Wednesday, November 27, 2013

Online Assignment 3_Yadegar

            Disney’s sits at the top of the food chain in the world of media geared towards children. Disney is famous for its magical movies that are meant to warm the heart. Its success is described as “ images of innocence, magic, and fun. Its animated films in particular are praised as wholesome family entertainment endorsed by teachers and parents, immensely popular with kids.” (Mickey Mouse Monopoly). Although Disney is looked at by so many as a family network that instills great morals to kids, are they really as innocent as they seem? Does this media powerhouse (among the top 6 or 7 media conglomerates after buying ABC, according the documentary) do its best to make sure it teaches kids the right morals and values, or does is subconsciously teach kids to view the world in a skewed way?
            In the aspect of cultural studies perspective, it seems like Disney is attempting to create stereotypes in children’s heads at a young age. Take for instance the Tarzan example and its relation to white supremacy.  Tarzan is set in Africa yet the movie depicts no African Americans, only white males. Doctor Alvin Pouissant does not think that this is a coincidence; in fact he theorizes that it is purposeful. The goal of having only white characters in a movie based in Africa is to promote white supremacy. The only depiction of African Americans in Tarzan is the gorillas (because the gorillas are the only other beings in Africa in the movie from Africa), which is extremely racist, Doctor Pouissant believes that if African American children were to watch Tarzan they would feel degraded and less than the white man.                
            Yet this is not the only time Disney has done this. Take into consideration the hyenas from The Lion King. The hyenas in The Lion King talk and act like inner-city minorities, that strongly reflect African-Americans. The hyenas are also portrayed in the movie as the enemy. With those two connections, there are bound to be racial stereotypes drawn up in children’s heads, and sure enough it happened.   Jacqueline Maloney claims that a friend’s son compared a group of African American kids playing to hyenas. The boy made this comparison because of how the way the children talked and played. The child also associated these African American kids as bad because in his head the hyenas were the bad guys in The Lion King.                 
            These instances of subliminal racism by Disney can be related to the article we read Racial Stereotypes in Children’s Television Commercials but they relate even more with the magic bullet theory. Children are highly vulnerable to being affected by the magic bullet, because they are so easily influenced, thus the media they watch can have an immediate impact on them. Children are to young to know to question what they are seeing on TV, is right or wrong, leaving them so susceptible to subconsciously take in the stereotypes their entertainment is feeding them. 
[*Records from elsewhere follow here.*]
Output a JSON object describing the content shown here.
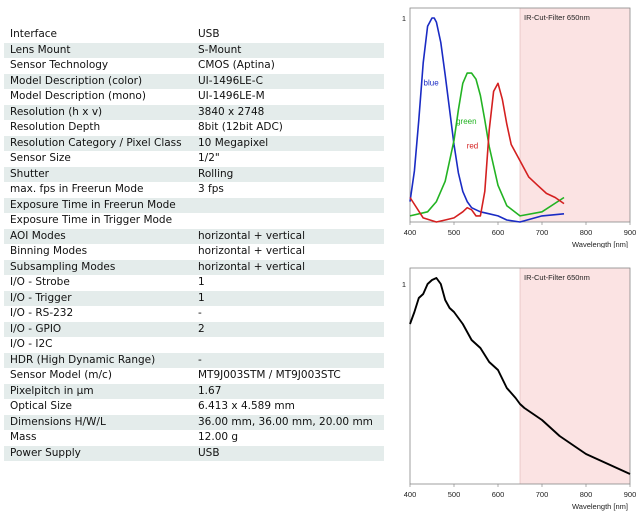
{
  "specs": [
    {
      "label": "Interface",
      "value": "USB"
    },
    {
      "label": "Lens Mount",
      "value": "S-Mount"
    },
    {
      "label": "Sensor Technology",
      "value": "CMOS (Aptina)"
    },
    {
      "label": "Model Description (color)",
      "value": "UI-1496LE-C"
    },
    {
      "label": "Model Description (mono)",
      "value": "UI-1496LE-M"
    },
    {
      "label": "Resolution (h x v)",
      "value": "3840 x 2748"
    },
    {
      "label": "Resolution Depth",
      "value": "8bit (12bit ADC)"
    },
    {
      "label": "Resolution Category / Pixel Class",
      "value": "10 Megapixel"
    },
    {
      "label": "Sensor Size",
      "value": "1/2\""
    },
    {
      "label": "Shutter",
      "value": "Rolling"
    },
    {
      "label": "max. fps in Freerun Mode",
      "value": "3 fps"
    },
    {
      "label": "Exposure Time in Freerun Mode",
      "value": ""
    },
    {
      "label": "Exposure Time in Trigger Mode",
      "value": ""
    },
    {
      "label": "AOI Modes",
      "value": "horizontal + vertical"
    },
    {
      "label": "Binning Modes",
      "value": "horizontal + vertical"
    },
    {
      "label": "Subsampling Modes",
      "value": "horizontal + vertical"
    },
    {
      "label": "I/O - Strobe",
      "value": "1"
    },
    {
      "label": "I/O - Trigger",
      "value": "1"
    },
    {
      "label": "I/O - RS-232",
      "value": "-"
    },
    {
      "label": "I/O - GPIO",
      "value": "2"
    },
    {
      "label": "I/O - I2C",
      "value": ""
    },
    {
      "label": "HDR (High Dynamic Range)",
      "value": "-"
    },
    {
      "label": "Sensor Model (m/c)",
      "value": "MT9J003STM / MT9J003STC"
    },
    {
      "label": "Pixelpitch in µm",
      "value": "1.67"
    },
    {
      "label": "Optical Size",
      "value": "6.413 x 4.589 mm"
    },
    {
      "label": "Dimensions H/W/L",
      "value": "36.00 mm, 36.00 mm, 20.00 mm"
    },
    {
      "label": "Mass",
      "value": "12.00 g"
    },
    {
      "label": "Power Supply",
      "value": "USB"
    }
  ],
  "chart_data": [
    {
      "type": "line",
      "title": "",
      "xlabel": "Wavelength [nm]",
      "ylabel": "",
      "xlim": [
        400,
        900
      ],
      "ylim": [
        0,
        1
      ],
      "x_ticks": [
        400,
        500,
        600,
        700,
        800,
        900
      ],
      "y_tick_label": "1",
      "shaded_region": {
        "from": 650,
        "to": 900,
        "label": "IR-Cut-Filter 650nm",
        "color": "#fbe3e3"
      },
      "series": [
        {
          "name": "blue",
          "color": "#1a2bc4",
          "x": [
            400,
            410,
            420,
            430,
            440,
            450,
            455,
            460,
            470,
            480,
            490,
            500,
            510,
            520,
            530,
            540,
            550,
            560,
            570,
            580,
            600,
            620,
            650,
            700,
            750
          ],
          "y": [
            0.1,
            0.25,
            0.5,
            0.78,
            0.96,
            1.0,
            1.0,
            0.98,
            0.88,
            0.72,
            0.55,
            0.38,
            0.24,
            0.15,
            0.1,
            0.07,
            0.06,
            0.05,
            0.045,
            0.04,
            0.03,
            0.01,
            0.0,
            0.03,
            0.04
          ]
        },
        {
          "name": "green",
          "color": "#23b323",
          "x": [
            400,
            440,
            460,
            480,
            500,
            510,
            520,
            530,
            540,
            550,
            560,
            570,
            580,
            600,
            620,
            650,
            700,
            750
          ],
          "y": [
            0.03,
            0.05,
            0.1,
            0.2,
            0.4,
            0.55,
            0.68,
            0.73,
            0.73,
            0.7,
            0.62,
            0.5,
            0.37,
            0.18,
            0.08,
            0.03,
            0.05,
            0.12
          ]
        },
        {
          "name": "red",
          "color": "#d42020",
          "x": [
            400,
            430,
            460,
            480,
            500,
            520,
            530,
            540,
            550,
            560,
            570,
            580,
            590,
            600,
            610,
            620,
            630,
            650,
            670,
            690,
            710,
            730,
            750
          ],
          "y": [
            0.12,
            0.02,
            0.0,
            0.01,
            0.02,
            0.05,
            0.07,
            0.06,
            0.03,
            0.03,
            0.15,
            0.45,
            0.64,
            0.68,
            0.6,
            0.48,
            0.38,
            0.3,
            0.22,
            0.18,
            0.14,
            0.12,
            0.09
          ]
        }
      ]
    },
    {
      "type": "line",
      "title": "",
      "xlabel": "Wavelength [nm]",
      "ylabel": "",
      "xlim": [
        400,
        900
      ],
      "ylim": [
        0,
        1
      ],
      "x_ticks": [
        400,
        500,
        600,
        700,
        800,
        900
      ],
      "y_tick_label": "1",
      "shaded_region": {
        "from": 650,
        "to": 900,
        "label": "IR-Cut-Filter 650nm",
        "color": "#fbe3e3"
      },
      "series": [
        {
          "name": "",
          "color": "#000000",
          "x": [
            400,
            410,
            420,
            430,
            440,
            450,
            460,
            470,
            480,
            490,
            500,
            520,
            540,
            560,
            580,
            600,
            620,
            640,
            650,
            660,
            680,
            700,
            720,
            740,
            760,
            780,
            800,
            820,
            850,
            870,
            900
          ],
          "y": [
            0.8,
            0.86,
            0.93,
            0.95,
            1.0,
            1.02,
            1.03,
            1.0,
            0.92,
            0.88,
            0.86,
            0.8,
            0.72,
            0.68,
            0.61,
            0.57,
            0.48,
            0.43,
            0.4,
            0.38,
            0.35,
            0.32,
            0.28,
            0.24,
            0.21,
            0.18,
            0.15,
            0.13,
            0.1,
            0.08,
            0.05
          ]
        }
      ]
    }
  ]
}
  1. I agree with your reactions and thoughts about the film. I also used cultural studies and magic bullet as the two perspectives I thought were the most present within Disney movies. It really makes you think when there are no Africans in Africa in Tarzan, and I used that example as well as the hyenas in Lion King. There are subtleties we understand now as young adults, but children won't be able to comprehend these supposedly underlying themes such as we do. Kids will take it how it is, which is where the magic bullet comes in

    I'm glad you made the point of Disney not being the "magical" company many expect them to be and that they are a large corporation that has a heavy influence, especially among kids. In one of my business classes, we dove deeper into the Disney Corporation and while their movies may portray the happiness and warmth they're associated with, the corporate aspect of Disney is just like any other large, powerful and profit-hungry corporation. Disney has the luxury of being connected with the notion of family.

  2. I agree with your questioning of Disney's actions when it comes to teaching kids the right moral values. I think largely what the documentary was trying to show was that Disney in fact does teach values that are racist and sexist and do no belong in Children's media.
    I have to disagree a little though with your comments (and the documentary's comments) when it comes to Tarzan. I may just be biased when it comes to Disney movies but I thought what Tarzan was really about was showing an outsider being accepted into a new community and culture and growing up and learning how to be a part of that culture. It doesn't surprise me that no African Americans are shown in the movie because a large portion on the film, Tarzan is the only human present, an outsider. When they other people come to study/imprison the gorillas I think it was important that they were white as well because it enforces the idea of outsiders encroaching on the gorilla's community. I think Tarzan makes more of a statement as an outsider as a white man than he would have as a black one.
    Even though I disagree about Tarzan, I think you made a valid point anyway on the representation of racism in Disney movies because I do think it is present as well and is shown in many of the Disney movies. Many would argue that these are not messages we want children to be viewing so it's important that Disney tries its best to steer clear of these messages.